Aku tahu malam itu sang malaikat tidak meninggalkan kuil seperti biasanya. Dia menetap di sana, dengan kilau-kilau cahaya dari balik tudungnya, mengawasi pendeta dari sudut-sudut tak terduga. Aku sudah tahu sang pendeta akan mati malam itu, tetapi aku tidak pernah mengetahui alasannya, hingga kekacauan itu benar-benar terjadi, dan nyawanya terenggut.

Separuh energi miliknya melekat dalam diriku, barulah saat itu aku bisa merasakan betapa polos dan murninya hati sang pendeta yang niatnya tidak pernah bisa kubaca semasa dia hidup. Bersama energinya yang tersisa, aku mengawasi altar kuil dari waktu ke waktu, menjadi benda mati yang semakin menggiurkan bagi tangan-tangan kotor yang memiliki niat sekelam malam.

Hingga seorang pendeta lain tiba untuk mensucikan kembali kuil yang menjadi saksi terenggutnya sebuah nyawa suci.
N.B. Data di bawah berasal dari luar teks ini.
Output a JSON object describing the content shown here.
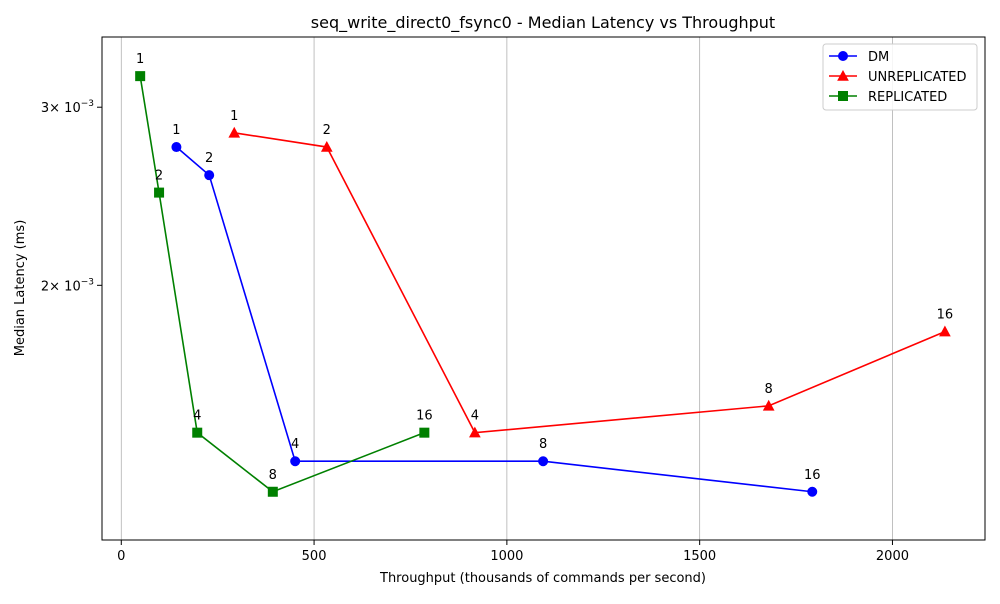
{
  "chart_data": {
    "type": "line",
    "title": "seq_write_direct0_fsync0 - Median Latency vs Throughput",
    "xlabel": "Throughput (thousands of commands per second)",
    "ylabel": "Median Latency (ms)",
    "xlim": [
      -50,
      2240
    ],
    "ylim": [
      0.00112,
      0.00352
    ],
    "yscale": "log",
    "grid": "vertical",
    "legend_position": "top-right",
    "x_ticks": [
      {
        "value": 0,
        "label": "0"
      },
      {
        "value": 500,
        "label": "500"
      },
      {
        "value": 1000,
        "label": "1000"
      },
      {
        "value": 1500,
        "label": "1500"
      },
      {
        "value": 2000,
        "label": "2000"
      }
    ],
    "y_ticks": [
      {
        "value": 0.002,
        "mantissa": "2",
        "exponent": "−3"
      },
      {
        "value": 0.003,
        "mantissa": "3",
        "exponent": "−3"
      }
    ],
    "y_tick_base": "× 10",
    "series": [
      {
        "name": "DM",
        "color": "#0000ff",
        "marker": "circle",
        "x": [
          143,
          228,
          451,
          1094,
          1792
        ],
        "y": [
          0.00274,
          0.00257,
          0.00134,
          0.00134,
          0.00125
        ],
        "labels": [
          "1",
          "2",
          "4",
          "8",
          "16"
        ]
      },
      {
        "name": "UNREPLICATED",
        "color": "#ff0000",
        "marker": "triangle",
        "x": [
          293,
          533,
          917,
          1679,
          2136
        ],
        "y": [
          0.00283,
          0.00274,
          0.00143,
          0.00152,
          0.0018
        ],
        "labels": [
          "1",
          "2",
          "4",
          "8",
          "16"
        ]
      },
      {
        "name": "REPLICATED",
        "color": "#008000",
        "marker": "square",
        "x": [
          49,
          98,
          197,
          393,
          786
        ],
        "y": [
          0.00322,
          0.00247,
          0.00143,
          0.00125,
          0.00143
        ],
        "labels": [
          "1",
          "2",
          "4",
          "8",
          "16"
        ]
      }
    ]
  }
}
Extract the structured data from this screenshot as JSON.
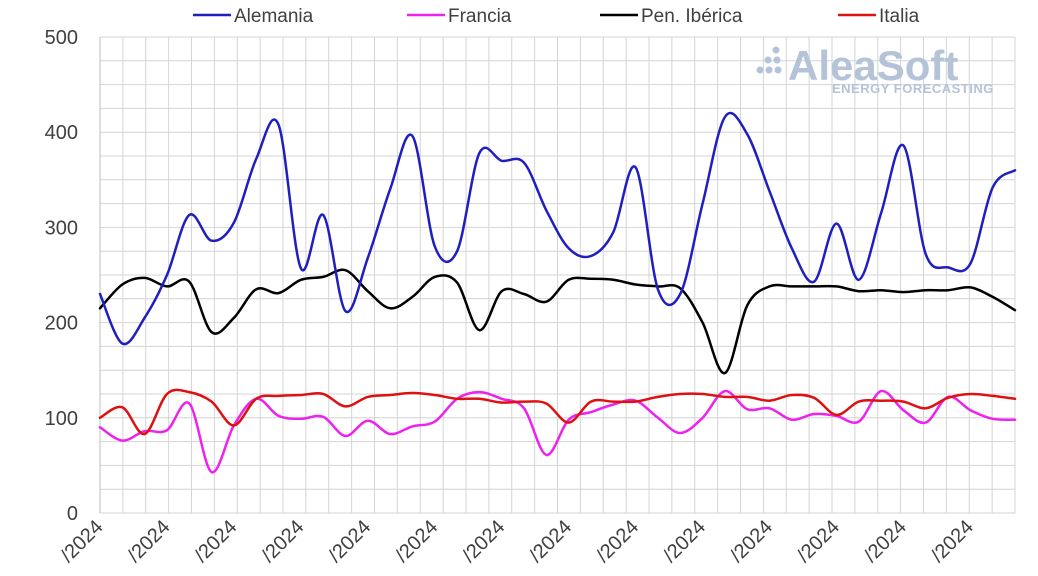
{
  "watermark": {
    "brand": "AleaSoft",
    "tagline": "ENERGY FORECASTING",
    "color": "#b4c3d8"
  },
  "chart_data": {
    "type": "line",
    "title": "",
    "xlabel": "",
    "ylabel": "",
    "ylim": [
      0,
      500
    ],
    "yticks": [
      0,
      100,
      200,
      300,
      400,
      500
    ],
    "grid": true,
    "legend_position": "top",
    "x": [
      0,
      1,
      2,
      3,
      4,
      5,
      6,
      7,
      8,
      9,
      10,
      11,
      12,
      13,
      14,
      15,
      16,
      17,
      18,
      19,
      20,
      21,
      22,
      23,
      24,
      25,
      26,
      27,
      28,
      29,
      30,
      31,
      32,
      33,
      34,
      35,
      36,
      37,
      38,
      39,
      40,
      41
    ],
    "x_tick_labels": [
      {
        "x": 0,
        "label": "/2024"
      },
      {
        "x": 3,
        "label": "/2024"
      },
      {
        "x": 6,
        "label": "/2024"
      },
      {
        "x": 9,
        "label": "/2024"
      },
      {
        "x": 12,
        "label": "/2024"
      },
      {
        "x": 15,
        "label": "/2024"
      },
      {
        "x": 18,
        "label": "/2024"
      },
      {
        "x": 21,
        "label": "/2024"
      },
      {
        "x": 24,
        "label": "/2024"
      },
      {
        "x": 27,
        "label": "/2024"
      },
      {
        "x": 30,
        "label": "/2024"
      },
      {
        "x": 33,
        "label": "/2024"
      },
      {
        "x": 36,
        "label": "/2024"
      },
      {
        "x": 39,
        "label": "/2024"
      }
    ],
    "series": [
      {
        "name": "Alemania",
        "color": "#1f1fbf",
        "values": [
          230,
          178,
          205,
          250,
          313,
          286,
          305,
          372,
          408,
          257,
          313,
          212,
          268,
          340,
          396,
          280,
          275,
          378,
          370,
          368,
          318,
          278,
          270,
          295,
          363,
          235,
          230,
          325,
          416,
          398,
          338,
          278,
          243,
          304,
          245,
          315,
          386,
          272,
          258,
          262,
          342,
          360
        ]
      },
      {
        "name": "Francia",
        "color": "#ee22ee",
        "values": [
          90,
          76,
          86,
          87,
          115,
          43,
          92,
          120,
          102,
          99,
          101,
          81,
          97,
          83,
          91,
          96,
          120,
          127,
          120,
          110,
          61,
          98,
          106,
          114,
          118,
          100,
          84,
          100,
          128,
          109,
          110,
          98,
          104,
          102,
          96,
          128,
          108,
          95,
          122,
          108,
          99,
          98
        ]
      },
      {
        "name": "Pen. Ibérica",
        "color": "#000000",
        "values": [
          215,
          240,
          247,
          238,
          243,
          190,
          205,
          235,
          231,
          245,
          248,
          255,
          233,
          215,
          227,
          248,
          242,
          192,
          233,
          230,
          222,
          245,
          246,
          245,
          240,
          238,
          236,
          200,
          147,
          218,
          238,
          238,
          238,
          238,
          233,
          234,
          232,
          234,
          234,
          237,
          227,
          213
        ]
      },
      {
        "name": "Italia",
        "color": "#dd1111",
        "values": [
          100,
          111,
          83,
          125,
          127,
          117,
          92,
          120,
          123,
          124,
          125,
          112,
          122,
          124,
          126,
          124,
          120,
          120,
          116,
          117,
          115,
          95,
          117,
          117,
          117,
          122,
          125,
          125,
          122,
          122,
          118,
          124,
          121,
          103,
          117,
          118,
          117,
          110,
          121,
          125,
          123,
          120
        ]
      }
    ]
  }
}
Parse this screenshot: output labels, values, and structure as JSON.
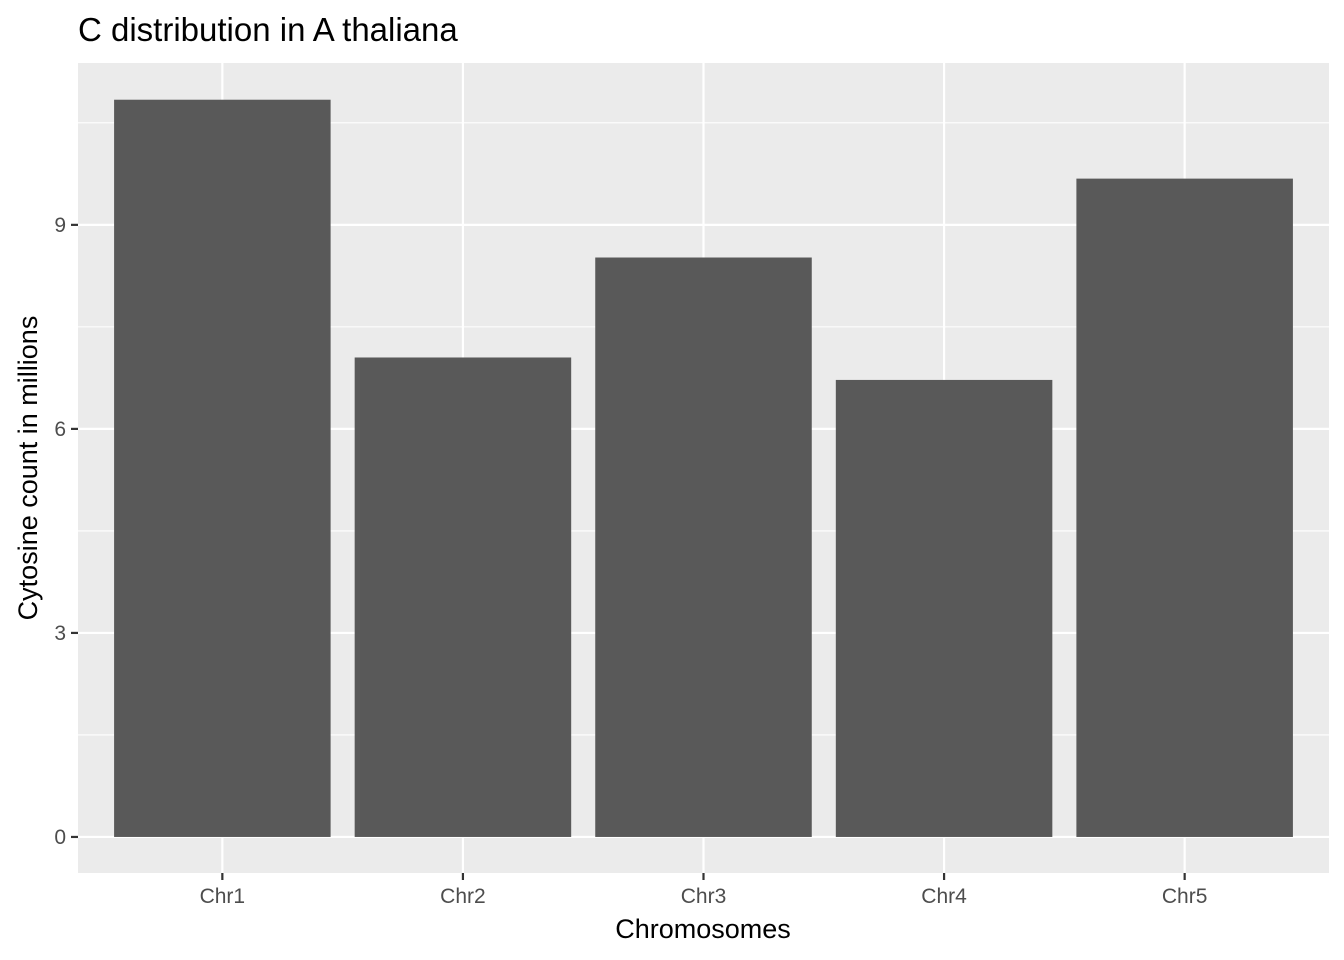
{
  "chart_data": {
    "type": "bar",
    "title": "C distribution in A thaliana",
    "xlabel": "Chromosomes",
    "ylabel": "Cytosine count in millions",
    "categories": [
      "Chr1",
      "Chr2",
      "Chr3",
      "Chr4",
      "Chr5"
    ],
    "values": [
      10.84,
      7.05,
      8.52,
      6.72,
      9.68
    ],
    "ylim": [
      -0.53,
      11.38
    ],
    "yticks": [
      0,
      3,
      6,
      9
    ],
    "ytick_labels": [
      "0",
      "3",
      "6",
      "9"
    ],
    "grid": true,
    "legend": "none",
    "colors": {
      "bar": "#595959",
      "panel": "#ebebeb",
      "grid": "#ffffff",
      "tick": "#333333"
    }
  }
}
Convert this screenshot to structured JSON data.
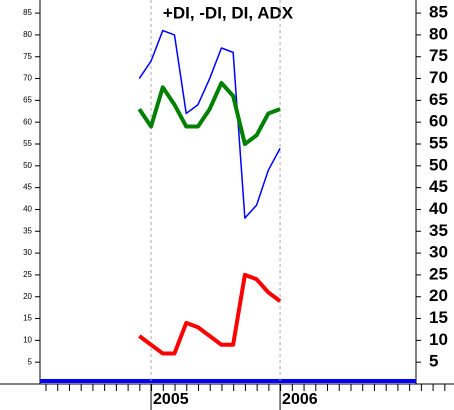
{
  "chart_data": {
    "type": "line",
    "title": "+DI, -DI, DI, ADX",
    "categories": [
      null,
      "2005",
      null,
      null,
      null,
      null,
      null,
      null,
      null,
      null,
      null,
      null,
      "2006"
    ],
    "series": [
      {
        "color": "#0000ff",
        "values": [
          70,
          74,
          81,
          80,
          62,
          64,
          70,
          77,
          76,
          38,
          41,
          49,
          54
        ]
      },
      {
        "color": "#008000",
        "values": [
          63,
          59,
          68,
          64,
          59,
          59,
          63,
          69,
          66,
          55,
          57,
          62,
          63
        ]
      },
      {
        "color": "#ff0000",
        "values": [
          11,
          9,
          7,
          7,
          14,
          13,
          11,
          9,
          9,
          25,
          24,
          21,
          19
        ]
      }
    ],
    "ylim": [
      0,
      88
    ],
    "yticks": [
      5,
      10,
      15,
      20,
      25,
      30,
      35,
      40,
      45,
      50,
      55,
      60,
      65,
      70,
      75,
      80,
      85
    ]
  }
}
Aku menyerap energi setiap makhluk yang pernah menyentuhku, seperti tanah menyerap air hujan. Dan hampir pasti aku bisa membaca setiap niat terdalam yang mereka sembunyikan. Namun, entah mengapa, untuk setiap pendeta yang datang dan menyentuhku, tidak satupun dari mereka yang mampu kupahami.

Pendeta yang baru ini berusia jauh lebih muda daripada pendeta sebelumnya. Satu dua hari sejak kehadirannya, tidak ada perubahan yang berarti. Tetapi semua kedamaian itu tidak berlangsung lama, sebab pada suatu malam ia mengendap-ngendap, membiarkan lampu-lampu kuil mati sejak sore, mengeluarkan pisau yang tersembunyi di balik kainnya, mencungkilku dengan paksa, menyembunyikanku di balik kainnya yang ternyata beraroma seperti lumpur dan keringat. Tak lama kemudian, aku mendengar teriakannya, suara pisau berdenting menghantam lantai kuil, dan darah merembes ke kainnya, hampir pasti bisa kurasakan kelam dan pekatnya aliran darah itu.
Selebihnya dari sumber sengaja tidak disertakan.